Top Review by justcallmetoni
A simple salad that paired well with leftover roasted chicken. Since I'm not fond of raw tomato, I used a red pepper instead. Can see lots of other combinations that would work well. A keeper.
- 1 cup bulgur
- 1 cup boiling water
- 1 (15 ounce) can black-eyed peas, drained
- 1 large tomatoes, diced
- 1 medium cucumber, peeled and diced
- 2 -3 large scallions, trimmed and chopped
- 2 garlic cloves, minced
- 2 tablespoons olive oil
- 1 -2 lemon, juice of
- 1⁄4 cup chopped fresh parsley
- 1⁄2 teaspoon black pepper
- 1⁄2 teaspoon salt
Directions See How It's Made
- In a medium bowl, combine the bulgur and water.
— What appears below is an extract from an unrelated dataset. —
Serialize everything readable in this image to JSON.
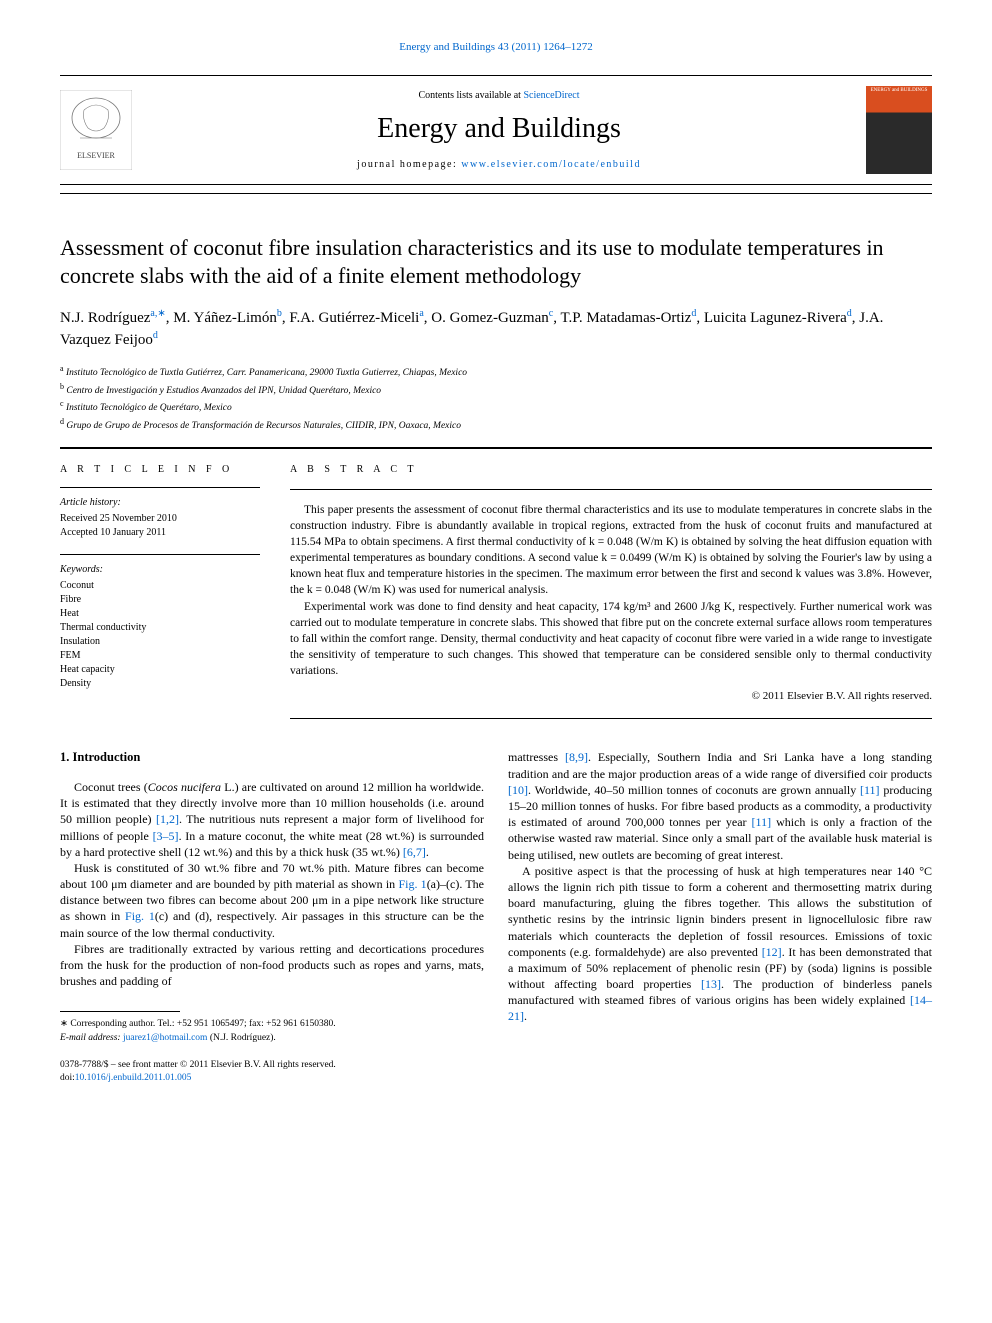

- Let stand, covered, until the bulgur absorbs all of the water, about 20 minutes.
- Fluff the grains.
- Meanwhile, in another mixing bowl, combine the black-eyed peas, tomato, cucumber, scallions, garlic, oil, lemon juice, parsley, pepper, and salt and toss.
- Stir the soaked bulgur into the black-eyed pea mixture.
- Chill the salad for at least 1 hour before serving.
- Serve over a bed of lettuce or stuff into a pita.